We cannot say, “Wait a minute, Lord, I haven’t finished this or that. Call me back tomorrow.”
We can’t refuse to answer that call and let Him leave a voicemail message we can return a day or so later when we’re not so busy.
We cannot say, “But I have to make things right with this or that person before I go. I just haven’t had time…”
We don’t even get the chance to say, “But Lord, why me, and why now? Life is so good, and I have so much more to enjoy here. I’m not ready. I need to wait awhile.”
When God calls us home, He means it. There’s no discussion. That is the one thing He tells us that He gives us no choice but to obey.
His commandments? Of course He wants us to obey them. How many of us obey them all, even though He told us to? I guarantee each of us has broken at least one, or more, in our lifetime. And probably will again before we’re called home.
And His commandment to love one another as He has loved us? That’s tough, and also one we’ve all broken. We have free will to do anything we want here on earth, and none of us can say we ALWAYS obey His word.
Not one of us.
But when He calls us home on that day and hour only He knows, then it’s over for us here on earth. We can’t come back and make things right with those we’ve hurt, or those who’ve hurt us.
And for those who are left behind, we also have to deal not only with our feelings of loss, but our own feelings of regret for things said and unsaid. For plans made and never followed through. For time we wanted to spend together, but never got around to it.
We’ve all heard the saying “live each day as if it’s our last one here on earth.” But do any of us ever do that? I know I certainly don’t.
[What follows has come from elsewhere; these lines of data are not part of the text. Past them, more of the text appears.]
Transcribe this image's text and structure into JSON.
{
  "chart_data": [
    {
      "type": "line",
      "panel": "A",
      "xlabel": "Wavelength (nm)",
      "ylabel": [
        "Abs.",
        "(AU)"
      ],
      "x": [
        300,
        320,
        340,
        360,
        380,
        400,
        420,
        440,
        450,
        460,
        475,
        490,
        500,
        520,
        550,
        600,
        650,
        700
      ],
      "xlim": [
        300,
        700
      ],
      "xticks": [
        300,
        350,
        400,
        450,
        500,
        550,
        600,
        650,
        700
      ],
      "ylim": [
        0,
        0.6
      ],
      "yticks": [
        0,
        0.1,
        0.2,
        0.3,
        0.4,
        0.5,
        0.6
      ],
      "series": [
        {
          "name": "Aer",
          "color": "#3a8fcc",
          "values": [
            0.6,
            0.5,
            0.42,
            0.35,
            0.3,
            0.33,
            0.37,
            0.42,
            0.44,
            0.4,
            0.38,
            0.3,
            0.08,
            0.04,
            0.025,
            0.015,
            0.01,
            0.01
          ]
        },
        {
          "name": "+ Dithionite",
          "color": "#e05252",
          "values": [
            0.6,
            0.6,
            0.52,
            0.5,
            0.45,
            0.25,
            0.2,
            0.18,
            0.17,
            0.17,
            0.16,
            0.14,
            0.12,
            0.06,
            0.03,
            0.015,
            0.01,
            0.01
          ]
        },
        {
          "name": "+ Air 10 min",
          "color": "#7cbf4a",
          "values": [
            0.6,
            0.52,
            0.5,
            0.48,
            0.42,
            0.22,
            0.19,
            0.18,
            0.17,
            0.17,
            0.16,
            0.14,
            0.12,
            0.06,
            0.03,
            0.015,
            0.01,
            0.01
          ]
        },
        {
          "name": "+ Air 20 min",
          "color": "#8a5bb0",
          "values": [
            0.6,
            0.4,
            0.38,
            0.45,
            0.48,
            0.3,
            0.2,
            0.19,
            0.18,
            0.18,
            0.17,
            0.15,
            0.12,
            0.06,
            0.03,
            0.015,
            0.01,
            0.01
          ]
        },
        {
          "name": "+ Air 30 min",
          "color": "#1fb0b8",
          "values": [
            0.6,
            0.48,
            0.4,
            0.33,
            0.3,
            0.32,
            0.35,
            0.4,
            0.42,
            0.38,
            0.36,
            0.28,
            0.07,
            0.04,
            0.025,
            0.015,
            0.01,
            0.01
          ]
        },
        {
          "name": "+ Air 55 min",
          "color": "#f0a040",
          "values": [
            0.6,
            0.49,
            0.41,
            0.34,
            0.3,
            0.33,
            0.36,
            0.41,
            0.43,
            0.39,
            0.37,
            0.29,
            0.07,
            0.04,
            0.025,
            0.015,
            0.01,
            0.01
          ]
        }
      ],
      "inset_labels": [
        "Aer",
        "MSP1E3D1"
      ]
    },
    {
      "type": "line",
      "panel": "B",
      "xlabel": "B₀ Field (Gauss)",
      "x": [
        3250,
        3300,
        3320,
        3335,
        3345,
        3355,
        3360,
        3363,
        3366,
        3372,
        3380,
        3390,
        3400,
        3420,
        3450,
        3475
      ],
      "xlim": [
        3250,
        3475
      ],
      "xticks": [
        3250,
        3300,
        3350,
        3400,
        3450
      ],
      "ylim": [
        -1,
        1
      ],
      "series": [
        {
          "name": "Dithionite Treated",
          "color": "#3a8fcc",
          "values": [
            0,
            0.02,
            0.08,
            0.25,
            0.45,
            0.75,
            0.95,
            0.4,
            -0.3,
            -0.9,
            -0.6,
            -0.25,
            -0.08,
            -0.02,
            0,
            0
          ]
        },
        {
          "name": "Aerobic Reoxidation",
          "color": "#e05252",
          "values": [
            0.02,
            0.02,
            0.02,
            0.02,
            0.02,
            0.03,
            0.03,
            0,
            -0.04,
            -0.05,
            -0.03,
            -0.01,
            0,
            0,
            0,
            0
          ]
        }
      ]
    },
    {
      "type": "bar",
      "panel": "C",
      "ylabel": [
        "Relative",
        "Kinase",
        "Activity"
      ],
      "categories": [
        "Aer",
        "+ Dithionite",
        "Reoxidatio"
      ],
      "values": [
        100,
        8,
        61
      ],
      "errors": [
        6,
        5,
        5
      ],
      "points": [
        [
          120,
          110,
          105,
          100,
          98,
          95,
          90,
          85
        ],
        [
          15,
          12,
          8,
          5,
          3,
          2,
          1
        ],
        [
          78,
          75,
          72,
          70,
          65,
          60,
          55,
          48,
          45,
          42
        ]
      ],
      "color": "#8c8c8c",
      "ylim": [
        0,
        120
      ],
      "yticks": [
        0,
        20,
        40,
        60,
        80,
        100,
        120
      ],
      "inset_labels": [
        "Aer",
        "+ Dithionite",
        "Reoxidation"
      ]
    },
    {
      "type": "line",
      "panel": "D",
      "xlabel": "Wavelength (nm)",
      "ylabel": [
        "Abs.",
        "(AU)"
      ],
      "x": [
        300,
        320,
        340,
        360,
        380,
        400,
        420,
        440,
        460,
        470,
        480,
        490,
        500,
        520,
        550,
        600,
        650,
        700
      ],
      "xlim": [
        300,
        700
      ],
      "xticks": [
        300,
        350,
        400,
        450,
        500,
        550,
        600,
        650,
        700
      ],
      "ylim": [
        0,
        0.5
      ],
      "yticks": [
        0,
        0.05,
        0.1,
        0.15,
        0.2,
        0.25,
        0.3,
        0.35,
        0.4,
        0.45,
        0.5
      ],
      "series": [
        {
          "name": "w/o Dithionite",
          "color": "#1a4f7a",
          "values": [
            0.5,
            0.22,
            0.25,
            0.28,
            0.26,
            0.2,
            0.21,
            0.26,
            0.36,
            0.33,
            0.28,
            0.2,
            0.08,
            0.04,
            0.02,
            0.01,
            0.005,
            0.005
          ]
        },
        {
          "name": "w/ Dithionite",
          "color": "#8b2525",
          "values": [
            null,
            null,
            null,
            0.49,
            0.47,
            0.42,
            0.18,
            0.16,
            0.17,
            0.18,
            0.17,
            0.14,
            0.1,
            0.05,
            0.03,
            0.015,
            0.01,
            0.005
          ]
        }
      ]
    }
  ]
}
I’ll be the first to admit it.
Our last day could easily be today. We have no way of knowing.
The other day I read a story about a man who dropped dead at his daughter’s wedding. Right after their father-daughter dance. No warning. And he certainly had had a few more plans of his own for the rest of that day.
A high school friend’s twin sister died unexpectedly a few days before Christmas. She hadn’t shown up for work that day, and when worried co-workers went to her apartment, they found her dead. Again, no warning. She had a full calendar of plans for the next three weeks, both for work and in her personal life. She hadn’t been planning on leaving.
The other night I looked at my Facebook and saw a friend of ours who had years ago moved to Israel to live his dream had passed away suddenly from a massive heart attack. Again, there was no warning. His daughter is a few days away from delivering his third grandchild, whom he will never meet here on this earth. His wife announced the event in five profoundly sad words: “My precious husband is gone.” I can hear her tears.
Yonatan, dear friend, you inspired this writing. You will be sorely missed by all who knew you. By all who were blessed to have eaten one of your delicious home-cooked meals, enjoyed the wines from your vineyard, and marveled at your expertise as a tour guide in your beloved Israel. May God continue to watch over those you loved and left behind.
No, tomorrow is not promised.
So what are you doing with your today? There may not be a tomorrow.